Blood Transfusion for Premature Babies: A New Perspective
The largest randomized clinical trial on blood transfusion to premature babies was completed by Dr. Haresh Kirpalani of the University of Pennsylvania, Dr. Edward Bell of the University of Iowa, and colleagues from the Neonatal Research Network, including Dr. Rosemary Higgins of the George Mason University College of Health and Human Services. The study was published in the New England Journal of Medicine. To date, this is the most ambitious research in the world that examines blood transfusion in premature babies.
When do babies need blood transfusions?
Severely premature babies (born before 29 weeks of gestation) and those weighing 1–2 pounds or less are at high risk of developing anemia due to a reduced ability to produce red blood cells. This can even be fatal. Previous studies have shown that anemic children who received transfusions with a higher hemoglobin threshold were more likely to survive. According to statistics, premature babies are more likely to suffer from neurological disorders, but this was not associated with transfusion of blood oversaturated with erythrocytes.
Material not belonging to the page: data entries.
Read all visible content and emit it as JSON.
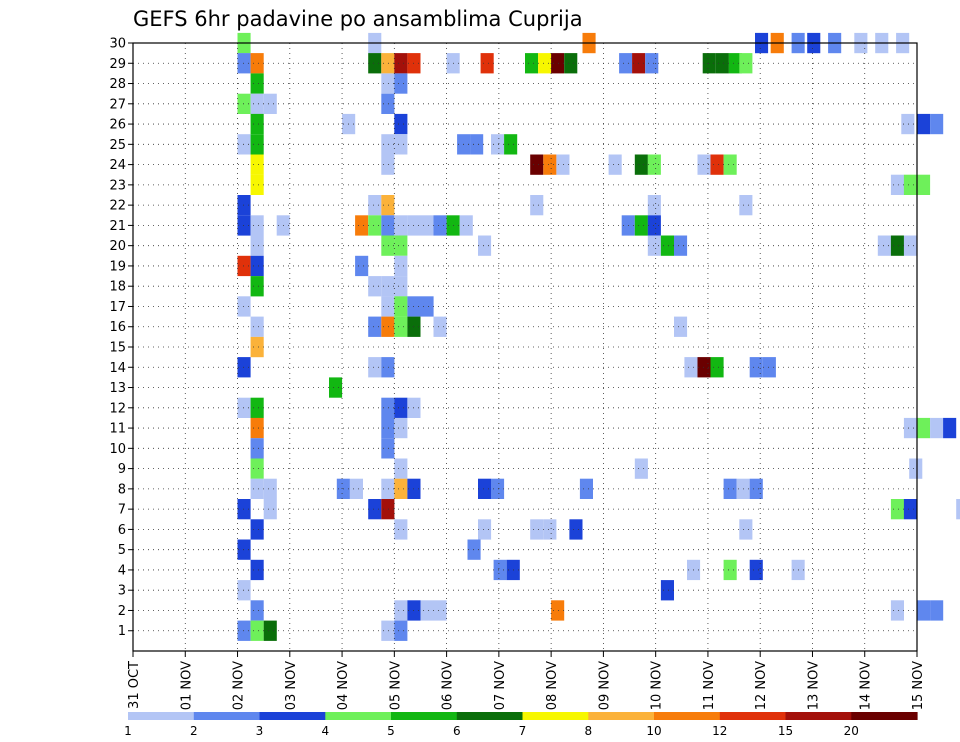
{
  "chart_data": {
    "type": "heatmap",
    "title": "GEFS 6hr padavine po ansamblima Cuprija",
    "xlabel": "",
    "ylabel": "",
    "x_ticks": [
      "31 OCT",
      "01 NOV",
      "02 NOV",
      "03 NOV",
      "04 NOV",
      "05 NOV",
      "06 NOV",
      "07 NOV",
      "08 NOV",
      "09 NOV",
      "10 NOV",
      "11 NOV",
      "12 NOV",
      "13 NOV",
      "14 NOV",
      "15 NOV"
    ],
    "xlim": [
      0,
      15
    ],
    "y_ticks": [
      1,
      2,
      3,
      4,
      5,
      6,
      7,
      8,
      9,
      10,
      11,
      12,
      13,
      14,
      15,
      16,
      17,
      18,
      19,
      20,
      21,
      22,
      23,
      24,
      25,
      26,
      27,
      28,
      29,
      30
    ],
    "ylim": [
      0,
      30
    ],
    "grid": "dotted",
    "colorbar": {
      "labels": [
        "1",
        "2",
        "3",
        "4",
        "5",
        "6",
        "7",
        "8",
        "10",
        "12",
        "15",
        "20"
      ],
      "colors": [
        "#b3c5f5",
        "#5f87ee",
        "#1b42d8",
        "#6ef05a",
        "#12b712",
        "#0a6e0a",
        "#f7f700",
        "#fbb23a",
        "#f77c0a",
        "#e0310a",
        "#a3100a",
        "#6a0000"
      ]
    },
    "cells": [
      [
        2,
        30,
        4
      ],
      [
        4.5,
        30,
        1
      ],
      [
        8.6,
        30,
        9
      ],
      [
        11.9,
        30,
        3
      ],
      [
        12.2,
        30,
        9
      ],
      [
        12.6,
        30,
        2
      ],
      [
        12.9,
        30,
        3
      ],
      [
        13.3,
        30,
        2
      ],
      [
        13.8,
        30,
        1
      ],
      [
        14.2,
        30,
        1
      ],
      [
        14.6,
        30,
        1
      ],
      [
        2,
        29,
        2
      ],
      [
        2.25,
        29,
        9
      ],
      [
        4.5,
        29,
        6
      ],
      [
        4.75,
        29,
        8
      ],
      [
        5,
        29,
        11
      ],
      [
        5.25,
        29,
        10
      ],
      [
        6,
        29,
        1
      ],
      [
        6.65,
        29,
        10
      ],
      [
        7.5,
        29,
        5
      ],
      [
        7.75,
        29,
        7
      ],
      [
        8,
        29,
        12
      ],
      [
        8.25,
        29,
        6
      ],
      [
        9.3,
        29,
        2
      ],
      [
        9.55,
        29,
        11
      ],
      [
        9.8,
        29,
        2
      ],
      [
        10.9,
        29,
        6
      ],
      [
        11.15,
        29,
        6
      ],
      [
        11.4,
        29,
        5
      ],
      [
        11.6,
        29,
        4
      ],
      [
        2.25,
        28,
        5
      ],
      [
        4.75,
        28,
        1
      ],
      [
        5,
        28,
        2
      ],
      [
        2,
        27,
        4
      ],
      [
        2.25,
        27,
        1
      ],
      [
        2.5,
        27,
        1
      ],
      [
        4.75,
        27,
        2
      ],
      [
        2.25,
        26,
        5
      ],
      [
        4,
        26,
        1
      ],
      [
        5,
        26,
        3
      ],
      [
        14.7,
        26,
        1
      ],
      [
        15,
        26,
        3
      ],
      [
        15.25,
        26,
        2
      ],
      [
        2,
        25,
        1
      ],
      [
        2.25,
        25,
        5
      ],
      [
        4.75,
        25,
        1
      ],
      [
        5,
        25,
        1
      ],
      [
        6.2,
        25,
        2
      ],
      [
        6.45,
        25,
        2
      ],
      [
        6.85,
        25,
        1
      ],
      [
        7.1,
        25,
        5
      ],
      [
        2.25,
        24,
        7
      ],
      [
        4.75,
        24,
        1
      ],
      [
        7.6,
        24,
        12
      ],
      [
        7.85,
        24,
        9
      ],
      [
        8.1,
        24,
        1
      ],
      [
        9.1,
        24,
        1
      ],
      [
        9.6,
        24,
        6
      ],
      [
        9.85,
        24,
        4
      ],
      [
        10.8,
        24,
        1
      ],
      [
        11.05,
        24,
        10
      ],
      [
        11.3,
        24,
        4
      ],
      [
        2.25,
        23,
        7
      ],
      [
        14.5,
        23,
        1
      ],
      [
        14.75,
        23,
        4
      ],
      [
        15,
        23,
        4
      ],
      [
        2,
        22,
        3
      ],
      [
        4.5,
        22,
        1
      ],
      [
        4.75,
        22,
        8
      ],
      [
        7.6,
        22,
        1
      ],
      [
        9.85,
        22,
        1
      ],
      [
        11.6,
        22,
        1
      ],
      [
        2,
        21,
        3
      ],
      [
        2.25,
        21,
        1
      ],
      [
        2.75,
        21,
        1
      ],
      [
        4.25,
        21,
        9
      ],
      [
        4.5,
        21,
        4
      ],
      [
        4.75,
        21,
        2
      ],
      [
        5,
        21,
        1
      ],
      [
        5.25,
        21,
        1
      ],
      [
        5.5,
        21,
        1
      ],
      [
        5.75,
        21,
        2
      ],
      [
        6,
        21,
        5
      ],
      [
        6.25,
        21,
        1
      ],
      [
        9.35,
        21,
        2
      ],
      [
        9.6,
        21,
        5
      ],
      [
        9.85,
        21,
        3
      ],
      [
        2.25,
        20,
        1
      ],
      [
        4.75,
        20,
        4
      ],
      [
        5,
        20,
        4
      ],
      [
        6.6,
        20,
        1
      ],
      [
        9.85,
        20,
        1
      ],
      [
        10.1,
        20,
        5
      ],
      [
        10.35,
        20,
        2
      ],
      [
        14.25,
        20,
        1
      ],
      [
        14.5,
        20,
        6
      ],
      [
        14.75,
        20,
        1
      ],
      [
        2,
        19,
        10
      ],
      [
        2.25,
        19,
        3
      ],
      [
        4.25,
        19,
        2
      ],
      [
        5,
        19,
        1
      ],
      [
        2.25,
        18,
        5
      ],
      [
        4.5,
        18,
        1
      ],
      [
        4.75,
        18,
        1
      ],
      [
        5,
        18,
        1
      ],
      [
        2,
        17,
        1
      ],
      [
        4.75,
        17,
        1
      ],
      [
        5,
        17,
        4
      ],
      [
        5.25,
        17,
        2
      ],
      [
        5.5,
        17,
        2
      ],
      [
        2.25,
        16,
        1
      ],
      [
        4.5,
        16,
        2
      ],
      [
        4.75,
        16,
        9
      ],
      [
        5,
        16,
        4
      ],
      [
        5.25,
        16,
        6
      ],
      [
        5.75,
        16,
        1
      ],
      [
        10.35,
        16,
        1
      ],
      [
        2.25,
        15,
        8
      ],
      [
        2,
        14,
        3
      ],
      [
        4.5,
        14,
        1
      ],
      [
        4.75,
        14,
        2
      ],
      [
        10.55,
        14,
        1
      ],
      [
        10.8,
        14,
        12
      ],
      [
        11.05,
        14,
        5
      ],
      [
        11.8,
        14,
        2
      ],
      [
        12.05,
        14,
        2
      ],
      [
        3.75,
        13,
        5
      ],
      [
        2,
        12,
        1
      ],
      [
        2.25,
        12,
        5
      ],
      [
        4.75,
        12,
        2
      ],
      [
        5,
        12,
        3
      ],
      [
        5.25,
        12,
        1
      ],
      [
        2.25,
        11,
        9
      ],
      [
        4.75,
        11,
        2
      ],
      [
        5,
        11,
        1
      ],
      [
        14.75,
        11,
        1
      ],
      [
        15,
        11,
        4
      ],
      [
        15.25,
        11,
        1
      ],
      [
        15.5,
        11,
        3
      ],
      [
        2.25,
        10,
        2
      ],
      [
        4.75,
        10,
        2
      ],
      [
        2.25,
        9,
        4
      ],
      [
        5,
        9,
        1
      ],
      [
        9.6,
        9,
        1
      ],
      [
        14.85,
        9,
        1
      ],
      [
        2.25,
        8,
        1
      ],
      [
        2.5,
        8,
        1
      ],
      [
        3.9,
        8,
        2
      ],
      [
        4.15,
        8,
        1
      ],
      [
        4.75,
        8,
        1
      ],
      [
        5,
        8,
        8
      ],
      [
        5.25,
        8,
        3
      ],
      [
        6.6,
        8,
        3
      ],
      [
        6.85,
        8,
        2
      ],
      [
        8.55,
        8,
        2
      ],
      [
        11.3,
        8,
        2
      ],
      [
        11.55,
        8,
        1
      ],
      [
        11.8,
        8,
        2
      ],
      [
        2,
        7,
        3
      ],
      [
        2.5,
        7,
        1
      ],
      [
        4.5,
        7,
        3
      ],
      [
        4.75,
        7,
        11
      ],
      [
        14.5,
        7,
        4
      ],
      [
        14.75,
        7,
        3
      ],
      [
        15.75,
        7,
        1
      ],
      [
        2.25,
        6,
        3
      ],
      [
        5,
        6,
        1
      ],
      [
        6.6,
        6,
        1
      ],
      [
        7.6,
        6,
        1
      ],
      [
        7.85,
        6,
        1
      ],
      [
        8.35,
        6,
        3
      ],
      [
        11.6,
        6,
        1
      ],
      [
        2,
        5,
        3
      ],
      [
        6.4,
        5,
        2
      ],
      [
        2.25,
        4,
        3
      ],
      [
        6.9,
        4,
        2
      ],
      [
        7.15,
        4,
        3
      ],
      [
        10.6,
        4,
        1
      ],
      [
        11.3,
        4,
        4
      ],
      [
        11.8,
        4,
        3
      ],
      [
        12.6,
        4,
        1
      ],
      [
        2,
        3,
        1
      ],
      [
        10.1,
        3,
        3
      ],
      [
        2.25,
        2,
        2
      ],
      [
        5,
        2,
        1
      ],
      [
        5.25,
        2,
        3
      ],
      [
        5.5,
        2,
        1
      ],
      [
        5.75,
        2,
        1
      ],
      [
        8,
        2,
        9
      ],
      [
        14.5,
        2,
        1
      ],
      [
        15,
        2,
        2
      ],
      [
        15.25,
        2,
        2
      ],
      [
        2,
        1,
        2
      ],
      [
        2.25,
        1,
        4
      ],
      [
        2.5,
        1,
        6
      ],
      [
        4.75,
        1,
        1
      ],
      [
        5,
        1,
        2
      ]
    ]
  }
}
Of the 845 infants who received high hemoglobin blood transfusions, 50.1 % died or survived with neurodevelopmental disabilities compared with 49.8 % of the 847 infants who received regular blood. The authors assessed the physical and mental development of children at the age of two and came to the conclusion that the number of red blood cells in the transfused blood does not affect mortality rate, and that transfusion of standard blood is safer for neurological development.
“The findings are likely to be used to guide the practice of blood transfusions in infants. Using RBC oversaturated blood was costly and difficult, and while we proved that it not only makes little sense, it can also be harmful," said Dr. Higgins. He went on to say that, “We will continue our research in the hope that we will find a way to increase the survival rate of children born with a weight of 1–2 pounds and below.”